A reception welcoming foreign dignitaries to the opening ceremony of the Summer Olympics promises to be a lonely affair, with many heads of state staying away from Rio de Janeiro for fear of offending Brazilian political sensibilities.
Ahead of South America's first Olympics, officials had predicted as many as 100 heads of state would attend. But a list provided Friday by the Foreign Ministry showed fewer than 25 in attendance, among them the presidents of Argentina, France and Portugal. The United States is being represented by Secretary of State John Kerry.
They apparently are staying away because of the prospect of stepping into a country with two presidents. Interim President Michel Temer took over following the suspension in May of President Dilma Rousseff on impeachment charges.
For many leaders, it's too delicate of a diplomatic dance, said Maristella Basso, a professor of international law at the University of Sao Paulo.
"Leaders don't know which president to greet, the one who was removed or her interim replacement," Basso told The Associated Press. "So many decided not to come at all, to either avoid an uncomfortable encounter or to protest what they view as a coup."

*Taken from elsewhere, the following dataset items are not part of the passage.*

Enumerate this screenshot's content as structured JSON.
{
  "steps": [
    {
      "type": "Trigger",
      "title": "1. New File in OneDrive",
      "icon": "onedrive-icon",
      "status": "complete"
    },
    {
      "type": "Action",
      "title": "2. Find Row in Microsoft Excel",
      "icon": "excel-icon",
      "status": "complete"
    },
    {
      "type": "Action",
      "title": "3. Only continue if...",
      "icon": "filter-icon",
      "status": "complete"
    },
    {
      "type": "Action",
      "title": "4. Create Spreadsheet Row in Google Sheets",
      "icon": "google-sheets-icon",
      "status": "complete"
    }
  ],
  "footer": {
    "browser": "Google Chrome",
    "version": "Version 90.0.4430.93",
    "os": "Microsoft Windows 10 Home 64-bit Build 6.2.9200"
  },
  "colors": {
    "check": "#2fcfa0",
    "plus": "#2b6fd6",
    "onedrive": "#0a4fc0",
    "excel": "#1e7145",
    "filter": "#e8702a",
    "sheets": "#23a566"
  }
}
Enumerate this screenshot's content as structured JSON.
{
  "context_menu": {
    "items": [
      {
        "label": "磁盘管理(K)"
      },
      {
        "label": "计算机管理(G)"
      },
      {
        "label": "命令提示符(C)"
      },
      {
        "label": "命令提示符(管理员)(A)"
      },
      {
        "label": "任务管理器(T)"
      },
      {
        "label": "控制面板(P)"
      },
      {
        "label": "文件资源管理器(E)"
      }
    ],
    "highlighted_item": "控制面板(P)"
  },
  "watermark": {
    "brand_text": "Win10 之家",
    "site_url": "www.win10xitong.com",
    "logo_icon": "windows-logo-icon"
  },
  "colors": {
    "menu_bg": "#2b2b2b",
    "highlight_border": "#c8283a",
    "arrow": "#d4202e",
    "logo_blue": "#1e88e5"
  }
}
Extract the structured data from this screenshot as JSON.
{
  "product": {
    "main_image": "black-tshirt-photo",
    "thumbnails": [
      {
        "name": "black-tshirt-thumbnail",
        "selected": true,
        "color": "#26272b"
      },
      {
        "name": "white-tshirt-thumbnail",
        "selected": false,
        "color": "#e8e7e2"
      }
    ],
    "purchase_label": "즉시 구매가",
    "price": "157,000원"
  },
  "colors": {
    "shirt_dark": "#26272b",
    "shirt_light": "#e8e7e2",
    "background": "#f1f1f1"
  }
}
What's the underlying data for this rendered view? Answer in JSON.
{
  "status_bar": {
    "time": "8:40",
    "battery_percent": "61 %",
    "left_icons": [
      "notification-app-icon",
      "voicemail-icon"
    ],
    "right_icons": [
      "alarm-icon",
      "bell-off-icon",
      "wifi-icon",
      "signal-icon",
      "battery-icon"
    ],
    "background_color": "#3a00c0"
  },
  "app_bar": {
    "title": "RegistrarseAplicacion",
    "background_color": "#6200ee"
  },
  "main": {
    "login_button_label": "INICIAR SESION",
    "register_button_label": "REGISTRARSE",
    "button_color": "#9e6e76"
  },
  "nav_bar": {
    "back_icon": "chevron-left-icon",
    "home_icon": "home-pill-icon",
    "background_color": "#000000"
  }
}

Temer, who has avoided travel outside the country and kept a low profile since taking over for Rousseff, is holding a reception for foreign leaders Friday at the former Foreign Ministry palace, which was in use when Rio was Brazil's capital before 1960.
After a cocktail party, the group will relocate under tight security to the Maracana stadium for the opening ceremony.
Among the notable absences are leaders from some of Brazil's closest allies: Russia, India, China and South Africa — the so-called BRICS group of emerging market powerhouses that drew close to Brazil during during an aggressive, 15-year diplomatic push under Rousseff and her predecessor, Luiz Inacio Lula da Silva. Each instead sent their sports ministers.
Reflecting South America's ideological divide, only two regional leaders are here: fellow conservatives from Argentina and Paraguay. Leftist governments in Chile, Uruguay and Venezuela stayed home.
"The foreign leaders that are here are from countries that have a cold and distant relationship with Brazil," Basso said. "The timing couldn't have been worse."